(part 1 of a weekend of spirit..because I’m wordy)
Our weekend past equinox started with owl and ended with owl. Lola commented later that it seemed as though we were on the right track.. after all, our journey together had begun with owl as well. We started our visit at the Carolina Raptor Center. As we walked among the wooded setting, quiet except for our murmuring and the occasional chatter of the birds, I felt very at peace. We pretty much had the place to ourselves as dusk set in. It seemed a perfect opening for the weekend ahead.
That evening I met a joyous witch named Gabi, who was the source from which flowed the most beautiful house of spiritual bits that I have been lucky enough to set foot in – Laughingbrook Spellcrafting and Ancestral Arts. Everywhere to be found were objects of pagan artistry.. of someone’s creative soul and hard work. Their site states, ‘Pagan-made ritual tools and supplies carry a more profound love and beauty’.. yes, and the store sang with it.
I was struck with that familiar feeling of place when I first approached the hearth area.. the image of crone singing to me in lulling tones of Baba. Tables of somethings shiny, wardrobes of books and bobbles, and the hum of the many tarot decks urged me forward. I came upon what I could only describe as “the wall of bones” to my friends later. They were tucked away with other speaking things in this gorgeously twisty piece of wood that covered a good portion of the wall. I gazed at them lovingly.. you know how I feel about dem bones.

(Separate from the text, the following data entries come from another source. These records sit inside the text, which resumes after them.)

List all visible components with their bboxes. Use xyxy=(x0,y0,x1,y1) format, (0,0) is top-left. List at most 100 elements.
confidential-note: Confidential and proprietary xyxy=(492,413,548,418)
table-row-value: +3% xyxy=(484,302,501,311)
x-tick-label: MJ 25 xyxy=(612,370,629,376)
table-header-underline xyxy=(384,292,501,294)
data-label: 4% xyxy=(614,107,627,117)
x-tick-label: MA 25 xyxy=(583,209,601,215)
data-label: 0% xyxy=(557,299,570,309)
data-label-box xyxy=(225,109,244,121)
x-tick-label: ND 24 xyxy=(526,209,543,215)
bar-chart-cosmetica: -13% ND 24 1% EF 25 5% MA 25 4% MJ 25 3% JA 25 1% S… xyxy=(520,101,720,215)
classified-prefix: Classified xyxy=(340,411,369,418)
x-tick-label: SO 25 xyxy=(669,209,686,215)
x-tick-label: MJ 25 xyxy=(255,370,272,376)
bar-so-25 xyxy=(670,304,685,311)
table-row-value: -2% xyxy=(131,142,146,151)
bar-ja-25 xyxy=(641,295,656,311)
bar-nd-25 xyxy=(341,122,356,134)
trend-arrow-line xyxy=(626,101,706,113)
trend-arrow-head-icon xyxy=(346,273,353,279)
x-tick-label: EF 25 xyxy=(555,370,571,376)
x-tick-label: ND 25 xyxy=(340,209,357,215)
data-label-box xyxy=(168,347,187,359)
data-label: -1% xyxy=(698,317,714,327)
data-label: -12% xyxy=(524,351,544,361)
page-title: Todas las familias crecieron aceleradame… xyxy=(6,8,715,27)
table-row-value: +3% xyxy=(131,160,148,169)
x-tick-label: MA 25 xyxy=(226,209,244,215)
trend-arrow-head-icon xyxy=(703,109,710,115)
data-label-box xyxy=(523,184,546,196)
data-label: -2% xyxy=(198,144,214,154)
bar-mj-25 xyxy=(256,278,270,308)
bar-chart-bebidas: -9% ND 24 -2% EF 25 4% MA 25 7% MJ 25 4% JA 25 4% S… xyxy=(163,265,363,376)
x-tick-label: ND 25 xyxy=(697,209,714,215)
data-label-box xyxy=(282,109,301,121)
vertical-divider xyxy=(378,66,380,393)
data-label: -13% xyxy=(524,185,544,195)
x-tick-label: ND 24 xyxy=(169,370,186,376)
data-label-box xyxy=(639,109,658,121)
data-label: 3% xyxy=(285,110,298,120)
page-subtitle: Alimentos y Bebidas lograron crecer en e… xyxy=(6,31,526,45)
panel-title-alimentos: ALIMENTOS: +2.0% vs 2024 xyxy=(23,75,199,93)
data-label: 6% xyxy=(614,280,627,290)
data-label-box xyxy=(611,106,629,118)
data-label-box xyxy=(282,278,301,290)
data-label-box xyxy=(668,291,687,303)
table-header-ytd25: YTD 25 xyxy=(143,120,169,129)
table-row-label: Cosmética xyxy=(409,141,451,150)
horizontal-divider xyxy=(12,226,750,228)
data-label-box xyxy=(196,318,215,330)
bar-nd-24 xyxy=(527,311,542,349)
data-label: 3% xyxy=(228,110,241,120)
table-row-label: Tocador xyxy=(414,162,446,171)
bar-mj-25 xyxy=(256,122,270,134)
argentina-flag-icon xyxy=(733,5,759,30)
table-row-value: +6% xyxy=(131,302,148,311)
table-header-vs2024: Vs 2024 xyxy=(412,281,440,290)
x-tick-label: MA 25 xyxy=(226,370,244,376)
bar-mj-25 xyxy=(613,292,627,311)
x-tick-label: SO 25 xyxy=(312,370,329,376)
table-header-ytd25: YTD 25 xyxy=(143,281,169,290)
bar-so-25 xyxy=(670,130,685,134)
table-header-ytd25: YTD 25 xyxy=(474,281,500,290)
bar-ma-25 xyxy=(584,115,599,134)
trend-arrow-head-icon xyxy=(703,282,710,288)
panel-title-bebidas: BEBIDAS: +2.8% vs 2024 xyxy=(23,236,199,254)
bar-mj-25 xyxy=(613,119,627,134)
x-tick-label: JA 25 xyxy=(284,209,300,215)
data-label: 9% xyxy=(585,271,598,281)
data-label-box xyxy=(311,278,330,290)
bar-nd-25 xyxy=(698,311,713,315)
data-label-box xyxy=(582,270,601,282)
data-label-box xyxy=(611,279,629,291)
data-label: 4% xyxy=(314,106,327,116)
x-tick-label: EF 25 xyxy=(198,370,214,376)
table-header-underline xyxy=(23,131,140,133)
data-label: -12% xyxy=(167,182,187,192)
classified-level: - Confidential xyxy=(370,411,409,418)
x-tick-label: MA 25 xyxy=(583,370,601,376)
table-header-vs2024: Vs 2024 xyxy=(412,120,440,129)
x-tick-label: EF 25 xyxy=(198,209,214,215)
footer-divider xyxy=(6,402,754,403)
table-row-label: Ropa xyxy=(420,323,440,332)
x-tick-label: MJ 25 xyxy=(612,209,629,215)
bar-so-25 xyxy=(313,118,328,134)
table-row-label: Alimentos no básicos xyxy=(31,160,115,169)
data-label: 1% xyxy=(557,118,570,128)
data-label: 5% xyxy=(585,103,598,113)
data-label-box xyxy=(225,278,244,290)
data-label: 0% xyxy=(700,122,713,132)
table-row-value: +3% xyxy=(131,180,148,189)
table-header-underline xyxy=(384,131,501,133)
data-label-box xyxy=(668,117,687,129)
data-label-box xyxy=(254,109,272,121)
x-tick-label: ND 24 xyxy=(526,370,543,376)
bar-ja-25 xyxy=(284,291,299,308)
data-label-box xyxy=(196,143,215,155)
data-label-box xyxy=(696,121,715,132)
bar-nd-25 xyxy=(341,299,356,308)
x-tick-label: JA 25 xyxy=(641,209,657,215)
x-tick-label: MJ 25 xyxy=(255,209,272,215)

I wound my way even further into another room which housed a beautiful altar. I was told one could leave things there to retrieve at a later date. It whispered to me but I restrained myself from touching anything on it out of respect, it was an idea that I loved.. and still there was yet another room calling to be explored. There I found many jars of lovelies.. a snake in particular caught my heart and I may have to go back for him. I feel sure he is curled up waiting still for my revisit. And speaking of heart, remember my earlier mention of that joyous soul? She said to me later, with sincerity wrapped around every word that I had a home there now. I feel like our world needs more souls such as hers, and yes.. even though I live quite a bit away, it did feel like home.